ANAHEIM – For $3,500 a night, you can stay in a 1,700-square-foot Adventureland-themed penthouse suite in the Disneyland Hotel, with the sound of tiki gods beating drums for the doorbell and a porcelain bathtub in the middle of a mahogany-colored master bedroom.
For $280 to $450 a night, with the flip of a switch, you can listen to “A Dream Is A Wish Your Heart Makes” as you fall asleep in the hotel’s standard rooms.
The 973-room Disneyland Hotel is nothing like it was 60 years ago when it opened as a $10 million, 100-room hotel on 30 acres next to a theme park built from orange and walnut groves.
Back then, rooms were $9 a night, and a premium suite, with a color TV and air conditioning, was $22.
Disneyland celebrated its 60th anniversary in July to great hoopla.
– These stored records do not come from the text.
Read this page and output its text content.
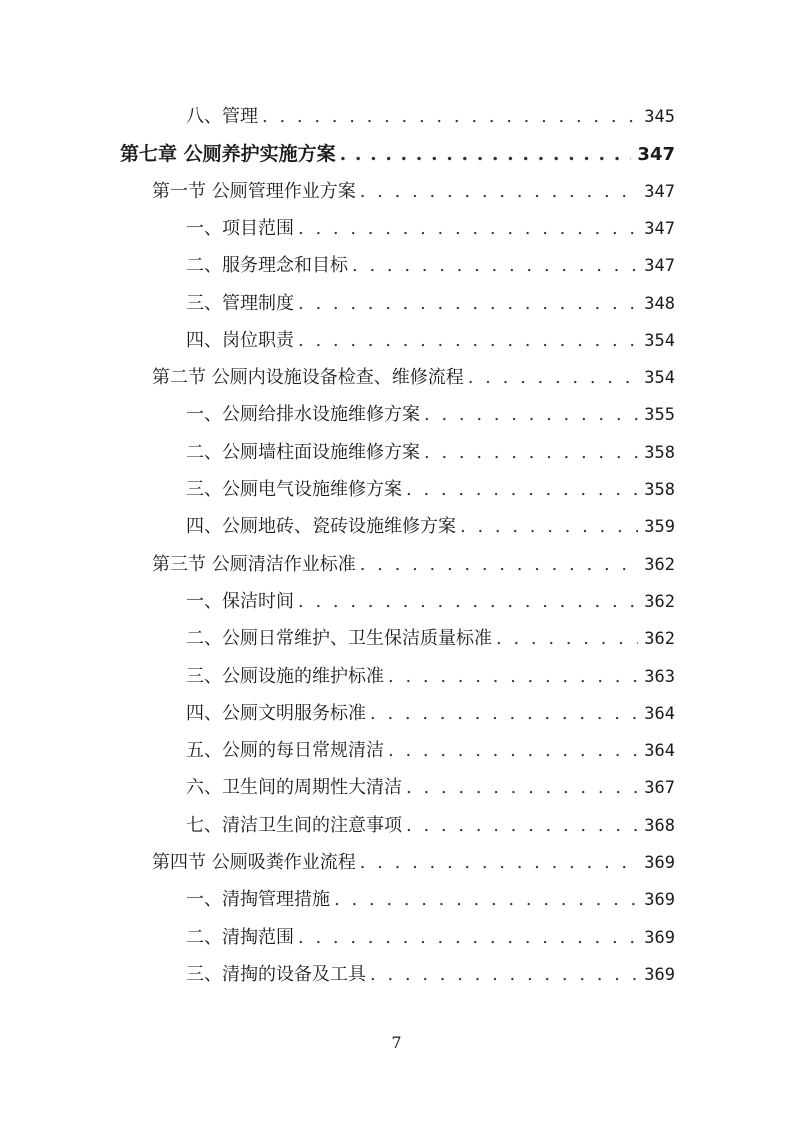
八、管理 . . .	345
第七章 公厕养护实施方案 . . .	347
第一节 公厕管理作业方案 . . .	347
一、项目范围 . . .	347
二、服务理念和目标 . . .	347
三、管理制度 . . .	348
四、岗位职责 . . .	354
第二节 公厕内设施设备检查、维修流程 . . .	354
一、公厕给排水设施维修方案 . . .	355
二、公厕墙柱面设施维修方案 . . .	358
三、公厕电气设施维修方案 . . .	358
四、公厕地砖、瓷砖设施维修方案 . . .	359
第三节 公厕清洁作业标准 . . .	362
一、保洁时间 . . .	362
二、公厕日常维护、卫生保洁质量标准 . . .	362
三、公厕设施的维护标准 . . .	363
四、公厕文明服务标准 . . .	364
五、公厕的每日常规清洁 . . .	364
六、卫生间的周期性大清洁 . . .	367
七、清洁卫生间的注意事项 . . .	368
第四节 公厕吸粪作业流程 . . .	369
一、清掏管理措施 . . .	369
二、清掏范围 . . .	369
三、清掏的设备及工具 . . .	369
7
But few are aware that just a few months after the theme park opened, on Oct. 5, so too did the Disneyland Hotel.
Since its debut, the hotel has played a key role in helping build up Disneyland, and Walt Disney’s dream of creating a destination for families.
“The Disneyland Hotel has been the Ed McMahon to Johnny Carson, Tonto to the Lone Ranger,” said Don Ballard, author of two books about the Disneyland Hotel. “It’s the precursor to the main event.”
“Every time Disneyland grew, the hotel grew,” said Ballard, who provided photos for three new displays celebrating the complex’s history that are on the grounds.
Walt Disney did not build the hotel. After spending $17 million developing Disneyland, he didn’t have money left over for it, said Jon Storbeck, vice president of Hotels and the Downtown Disney District.
“He was looking for someone, a partner, who could help fulfill that dream,” Storbeck said.
Disney turned to Jack Wrather, a businessman and a movie and television producer known for TV’s “The Lone Ranger” and “Lassie.” Wrather owned the hotel until his death in 1984. The family sold it in 1988 to Disney for $150 million, Ballard said.
Over the six decades, the hotel has evolved – just like Disneyland.
It was one of the first hotels anywhere that catered to families with every room good for a family of four. Guests played on a 18-hole, par 3 golf course, hit balls on a driving range and played miniature golf.
Other amenities included an Olympic-size swimming pool and a marina where people went on paddle boats.
In the 1980s, there was a water and laser show, “Dancing Waters and Lights Fantastic Show” that many believe was the inspiration of today’s “World of Color” at the Disney California Adventure.
Today, the hotel stands three towers tall and has melded into the massive Disneyland Resort complex. People hang out at Trader Sam’s Enchanted Tiki Bar for drinks, slide down water slides into swimming pools, and shop at Downtown Disney.
Despite all of the changes, one thing has remained – wholesome family entertainment, Storbeck said.
“There’s a multi-generational attachment,” Storbeck said. “That’s why guests keep coming back. … It becomes a part of you.”